I would need to see a low shot of the rear end to give you a mildly educated opinion. The center keel rollers are sometimes important when dealing with a v.


----------



## sawmill (Sep 12, 2013)

If that boat was mine the rollers on the sides would be off from there and replaced with a carpeted board. I think your side roller is to far ahead and it won't stop your boat from swinging sideways. I had the same thing once but not for long


----------



## overboard (Sep 12, 2013)

I believe they make a self centering keel roller, maby that would help. ?


----------



## FerrisBueller (Sep 12, 2013)

I have a similar style trailer, and what i do is back the trailer deep enough so that i can use the front roller as a guide and the back side guide posts hold it centered, and when i pull it out the boat just lowers onto the middle and back keel rollers. 

yours may be set up a little differently, but I understand your frustration with it!


----------



## Wallijig (Sep 17, 2013)

[url=https://www.tinboats.net/forum/viewtopic.php?p=329064#p329064 said:


> krawler » September 11th, 2013, 4:39 pm[/url]"]I know what your talking about I had the same problem. I actually added another roller to help align the boat when loading https://www.overtons.com/modperl/product/details.cgi?pdesc=Yellow-Poly-Bow-Roller-fits-3-bracket&i=22037&aID=601T3&merchID=4006. Another thing is, *don't put the trailer to deep in the water when recovering the boat. I set mine so when I bring the boat in,* the bow hits the new roller and the bunks about the same time. The roller holds the bow straight until I winch it in the rest of the way.
> 
> *Another thing I noticed is the rollers in the middle of the trailer shouldn't be touching the boat when it is fully on the trailer.
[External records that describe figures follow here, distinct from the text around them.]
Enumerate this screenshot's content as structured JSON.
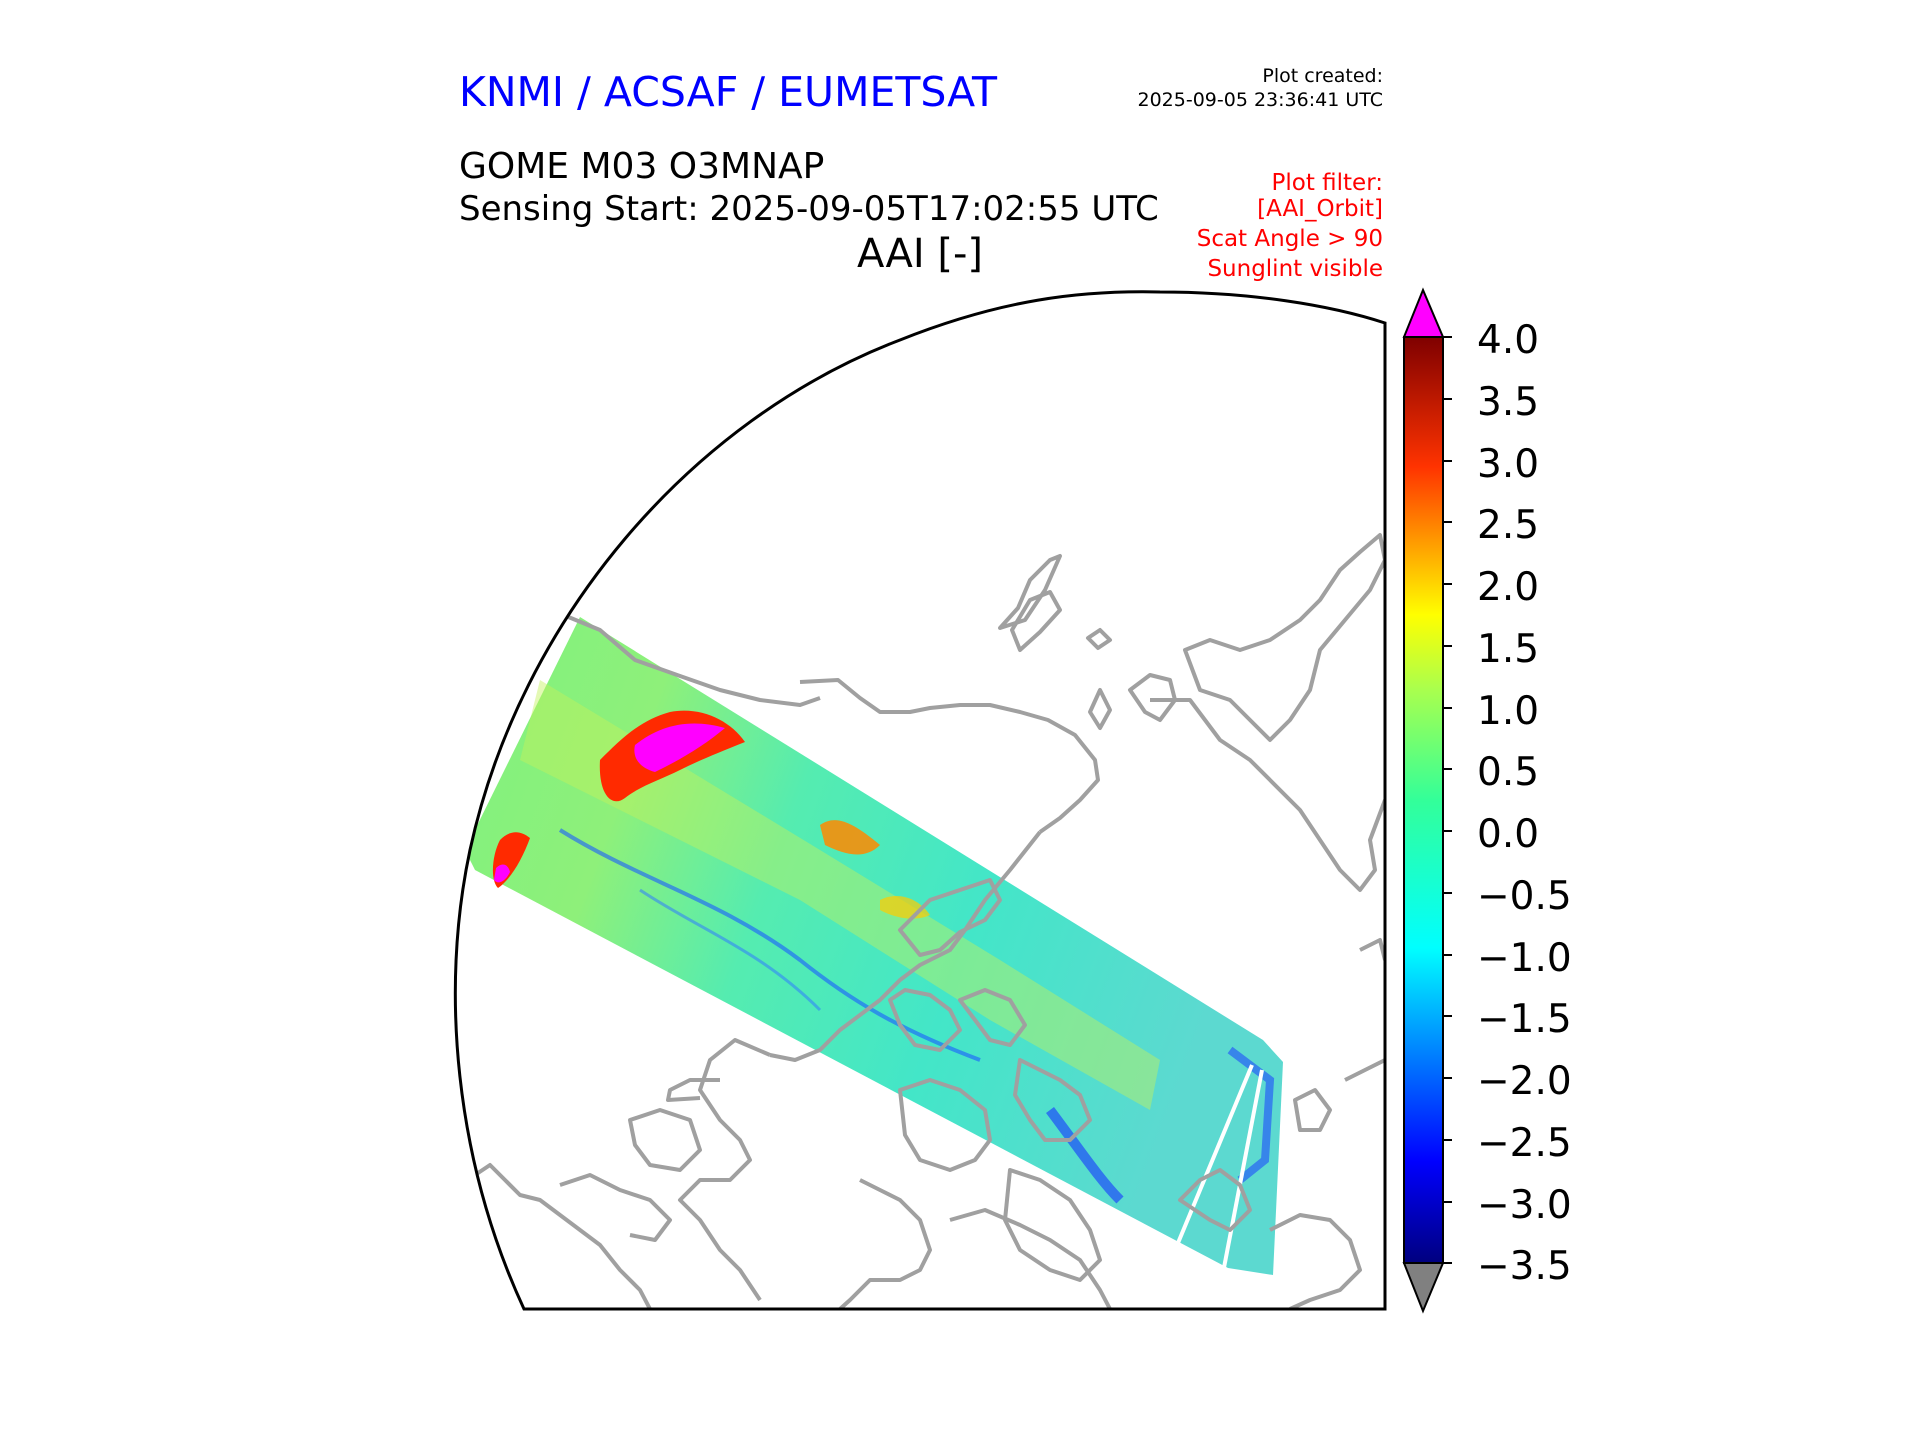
{
  "header": {
    "organization": "KNMI / ACSAF / EUMETSAT",
    "plot_created_label": "Plot created:",
    "plot_created_time": "2025-09-05 23:36:41 UTC",
    "product": "GOME M03 O3MNAP",
    "sensing_start": "Sensing Start: 2025-09-05T17:02:55 UTC",
    "variable": "AAI [-]"
  },
  "plot_filter": {
    "lines": [
      "Plot filter:",
      "[AAI_Orbit]",
      "Scat Angle > 90",
      "Sunglint visible"
    ]
  },
  "colorbar": {
    "ticks": [
      "4.0",
      "3.5",
      "3.0",
      "2.5",
      "2.0",
      "1.5",
      "1.0",
      "0.5",
      "0.0",
      "−0.5",
      "−1.0",
      "−1.5",
      "−2.0",
      "−2.5",
      "−3.0",
      "−3.5"
    ],
    "min": -3.5,
    "max": 4.0,
    "over_color": "#ff00ff",
    "under_color": "#808080",
    "colormap": "jet"
  },
  "map": {
    "projection": "north-polar-stereographic",
    "coastline_color": "#a0a0a0",
    "swath_colormap": "jet"
  }
}
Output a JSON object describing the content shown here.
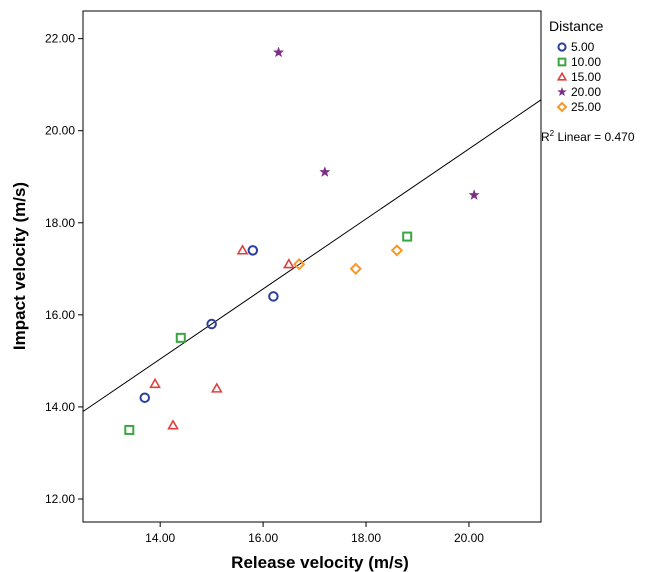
{
  "chart_data": {
    "type": "scatter",
    "title": "",
    "xlabel": "Release velocity (m/s)",
    "ylabel": "Impact velocity (m/s)",
    "xlim": [
      12.5,
      21.4
    ],
    "ylim": [
      11.5,
      22.6
    ],
    "x_ticks": [
      14,
      16,
      18,
      20
    ],
    "x_tick_labels": [
      "14.00",
      "16.00",
      "18.00",
      "20.00"
    ],
    "y_ticks": [
      12,
      14,
      16,
      18,
      20,
      22
    ],
    "y_tick_labels": [
      "12.00",
      "14.00",
      "16.00",
      "18.00",
      "20.00",
      "22.00"
    ],
    "grid": false,
    "legend": {
      "title": "Distance",
      "position": "right",
      "entries": [
        {
          "label": "5.00",
          "marker": "circle",
          "color": "#2d3f9e"
        },
        {
          "label": "10.00",
          "marker": "square",
          "color": "#3aa640"
        },
        {
          "label": "15.00",
          "marker": "triangle",
          "color": "#e0403c"
        },
        {
          "label": "20.00",
          "marker": "star",
          "color": "#7b2f85"
        },
        {
          "label": "25.00",
          "marker": "diamond",
          "color": "#f59a2a"
        }
      ]
    },
    "series": [
      {
        "name": "5.00",
        "marker": "circle",
        "color": "#2d3f9e",
        "points": [
          [
            13.7,
            14.2
          ],
          [
            15.0,
            15.8
          ],
          [
            15.8,
            17.4
          ],
          [
            16.2,
            16.4
          ]
        ]
      },
      {
        "name": "10.00",
        "marker": "square",
        "color": "#3aa640",
        "points": [
          [
            13.4,
            13.5
          ],
          [
            14.4,
            15.5
          ],
          [
            18.8,
            17.7
          ]
        ]
      },
      {
        "name": "15.00",
        "marker": "triangle",
        "color": "#e0403c",
        "points": [
          [
            13.9,
            14.5
          ],
          [
            14.25,
            13.6
          ],
          [
            15.1,
            14.4
          ],
          [
            15.6,
            17.4
          ],
          [
            16.5,
            17.1
          ]
        ]
      },
      {
        "name": "20.00",
        "marker": "star",
        "color": "#7b2f85",
        "points": [
          [
            16.3,
            21.7
          ],
          [
            17.2,
            19.1
          ],
          [
            20.1,
            18.6
          ]
        ]
      },
      {
        "name": "25.00",
        "marker": "diamond",
        "color": "#f59a2a",
        "points": [
          [
            16.7,
            17.1
          ],
          [
            17.8,
            17.0
          ],
          [
            18.6,
            17.4
          ]
        ]
      }
    ],
    "fit_line": {
      "type": "linear",
      "points": [
        [
          12.5,
          13.9
        ],
        [
          21.4,
          20.67
        ]
      ]
    },
    "annotation": {
      "prefix": "R",
      "superscript": "2",
      "text": " Linear = 0.470"
    }
  }
}
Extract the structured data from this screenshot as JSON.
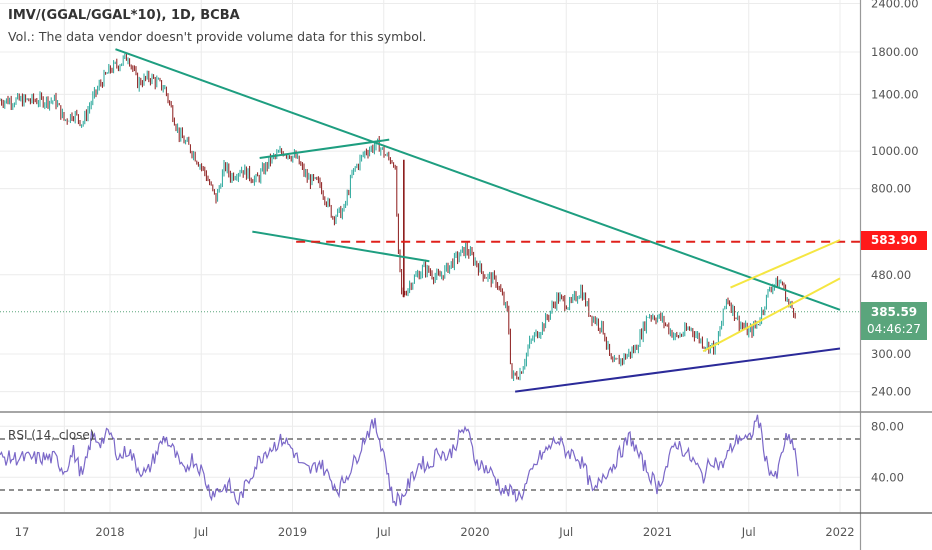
{
  "header": {
    "title": "IMV/(GGAL/GGAL*10), 1D, BCBA",
    "volume_note": "Vol.: The data vendor doesn't provide volume data for this symbol."
  },
  "price_tags": {
    "level_price": "583.90",
    "last_price": "385.59",
    "countdown": "04:46:27"
  },
  "colors": {
    "up_candle": "#26a69a",
    "down_candle": "#8b1a1a",
    "trendline": "#1e9e80",
    "support_line": "#2b2a99",
    "channel": "#f5e642",
    "level_line": "#e0201b",
    "rsi_line": "#7b68c8",
    "last_price_tag": "#5aa57c",
    "level_tag": "#ff1a1a"
  },
  "chart_data": [
    {
      "type": "line",
      "name": "price",
      "title": "IMV/(GGAL/GGAL*10), 1D, BCBA",
      "scale": "log",
      "ylim": [
        220,
        2500
      ],
      "y_ticks": [
        "2400.00",
        "1800.00",
        "1400.00",
        "1000.00",
        "800.00",
        "480.00",
        "300.00",
        "240.00"
      ],
      "y_tick_values": [
        2400,
        1800,
        1400,
        1000,
        800,
        480,
        300,
        240
      ],
      "x_ticks": [
        "17",
        "2018",
        "Jul",
        "2019",
        "Jul",
        "2020",
        "Jul",
        "2021",
        "Jul",
        "2022"
      ],
      "x_tick_dates": [
        2017.75,
        2018.0,
        2018.5,
        2019.0,
        2019.5,
        2020.0,
        2020.5,
        2021.0,
        2021.5,
        2022.0
      ],
      "grid": true,
      "series": [
        {
          "name": "close (approx.)",
          "x": [
            2017.7,
            2017.75,
            2017.8,
            2017.85,
            2017.9,
            2017.95,
            2018.0,
            2018.05,
            2018.1,
            2018.15,
            2018.22,
            2018.3,
            2018.38,
            2018.45,
            2018.52,
            2018.58,
            2018.63,
            2018.66,
            2018.72,
            2018.8,
            2018.88,
            2018.95,
            2019.02,
            2019.08,
            2019.15,
            2019.22,
            2019.28,
            2019.33,
            2019.4,
            2019.47,
            2019.52,
            2019.56,
            2019.58,
            2019.6,
            2019.65,
            2019.72,
            2019.8,
            2019.88,
            2019.95,
            2020.0,
            2020.05,
            2020.12,
            2020.18,
            2020.2,
            2020.25,
            2020.3,
            2020.38,
            2020.45,
            2020.52,
            2020.58,
            2020.63,
            2020.7,
            2020.75,
            2020.8,
            2020.88,
            2020.95,
            2021.02,
            2021.1,
            2021.18,
            2021.25,
            2021.32,
            2021.38,
            2021.45,
            2021.5,
            2021.55,
            2021.62,
            2021.68,
            2021.72,
            2021.76
          ],
          "values": [
            1350,
            1200,
            1250,
            1180,
            1350,
            1500,
            1620,
            1680,
            1760,
            1500,
            1550,
            1450,
            1100,
            1000,
            880,
            750,
            920,
            860,
            900,
            840,
            950,
            1000,
            960,
            850,
            820,
            680,
            700,
            880,
            1000,
            1040,
            960,
            940,
            540,
            420,
            460,
            500,
            470,
            520,
            560,
            520,
            480,
            460,
            380,
            260,
            270,
            320,
            360,
            420,
            400,
            440,
            380,
            350,
            280,
            290,
            310,
            380,
            370,
            330,
            350,
            320,
            310,
            420,
            360,
            340,
            360,
            450,
            460,
            400,
            386
          ]
        }
      ],
      "drawings": [
        {
          "type": "trendline",
          "name": "descending resistance",
          "from": [
            2018.03,
            1830
          ],
          "to": [
            2022.0,
            390
          ]
        },
        {
          "type": "trendline",
          "name": "triangle upper",
          "from": [
            2018.82,
            960
          ],
          "to": [
            2019.53,
            1070
          ]
        },
        {
          "type": "trendline",
          "name": "triangle lower",
          "from": [
            2018.78,
            620
          ],
          "to": [
            2019.75,
            520
          ]
        },
        {
          "type": "horizontal",
          "name": "level 583.90",
          "value": 583.9
        },
        {
          "type": "trendline",
          "name": "ascending support",
          "from": [
            2020.22,
            240
          ],
          "to": [
            2022.0,
            310
          ]
        },
        {
          "type": "parallel_channel",
          "name": "rising channel upper",
          "from": [
            2021.4,
            445
          ],
          "to": [
            2022.0,
            590
          ]
        },
        {
          "type": "parallel_channel",
          "name": "rising channel lower",
          "from": [
            2021.25,
            305
          ],
          "to": [
            2022.0,
            470
          ]
        }
      ]
    },
    {
      "type": "line",
      "name": "rsi",
      "title": "RSI (14, close)",
      "ylim": [
        10,
        95
      ],
      "y_ticks": [
        "80.00",
        "40.00"
      ],
      "y_tick_values": [
        80,
        40
      ],
      "bands": [
        70,
        30
      ],
      "series": [
        {
          "name": "RSI (14, close)",
          "x": [
            2017.7,
            2017.75,
            2017.8,
            2017.85,
            2017.9,
            2017.95,
            2018.0,
            2018.05,
            2018.1,
            2018.15,
            2018.2,
            2018.25,
            2018.3,
            2018.35,
            2018.4,
            2018.45,
            2018.5,
            2018.55,
            2018.6,
            2018.65,
            2018.7,
            2018.75,
            2018.8,
            2018.85,
            2018.9,
            2018.95,
            2019.0,
            2019.05,
            2019.1,
            2019.15,
            2019.2,
            2019.25,
            2019.3,
            2019.35,
            2019.4,
            2019.45,
            2019.5,
            2019.55,
            2019.6,
            2019.65,
            2019.7,
            2019.75,
            2019.8,
            2019.85,
            2019.9,
            2019.95,
            2020.0,
            2020.05,
            2020.1,
            2020.15,
            2020.2,
            2020.25,
            2020.3,
            2020.35,
            2020.4,
            2020.45,
            2020.5,
            2020.55,
            2020.6,
            2020.65,
            2020.7,
            2020.75,
            2020.8,
            2020.85,
            2020.9,
            2020.95,
            2021.0,
            2021.05,
            2021.1,
            2021.15,
            2021.2,
            2021.25,
            2021.3,
            2021.35,
            2021.4,
            2021.45,
            2021.5,
            2021.55,
            2021.6,
            2021.65,
            2021.7,
            2021.75,
            2021.77
          ],
          "values": [
            55,
            45,
            60,
            40,
            72,
            68,
            75,
            55,
            62,
            48,
            42,
            58,
            72,
            60,
            44,
            55,
            46,
            28,
            30,
            34,
            20,
            35,
            50,
            60,
            65,
            70,
            62,
            48,
            45,
            52,
            40,
            30,
            42,
            55,
            73,
            82,
            60,
            22,
            24,
            38,
            52,
            48,
            62,
            55,
            68,
            80,
            54,
            48,
            42,
            30,
            28,
            25,
            40,
            55,
            62,
            70,
            60,
            58,
            48,
            26,
            42,
            48,
            60,
            72,
            56,
            44,
            32,
            48,
            68,
            60,
            52,
            40,
            55,
            48,
            62,
            72,
            68,
            88,
            50,
            38,
            70,
            65,
            42
          ]
        }
      ]
    }
  ],
  "rsi_legend": "RSI (14, close)"
}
It should be resting on the bunks, the one bow roller and the vee block/roller at the winch.*



I believe krawler and others nailed it.
Raise your bunks so boat has to drop in between them, only place on my boat hits my back 2 rollers is where front v is sharper right when coming onto trailer. Let the bunks do the guiding. Bunks can not guide if under water to much either I back them up to wet them then pull ahead just so back part under water and front of bunks out of water. You will find a sweet spot in your trailer wherre it lines up perfect and yet glides up on smooth.


----------



## jethro (Sep 17, 2013)

[url=https://www.tinboats.net/forum/viewtopic.php?p=329558#p329558 said:


> Wallijig » 17 Sep 2013, 08:56[/url]"]
> 
> 
> [url=https://www.tinboats.net/forum/viewtopic.php?p=329064#p329064 said:
> ...



That's what I thought, that I just needed to experiment with it and figure out the right depth, but after launching and loading it all summer about 30-40 times I still look like an amateur out there! 

I may try the carpeted guide bunks instead of the roller guides. I like that idea better.


----------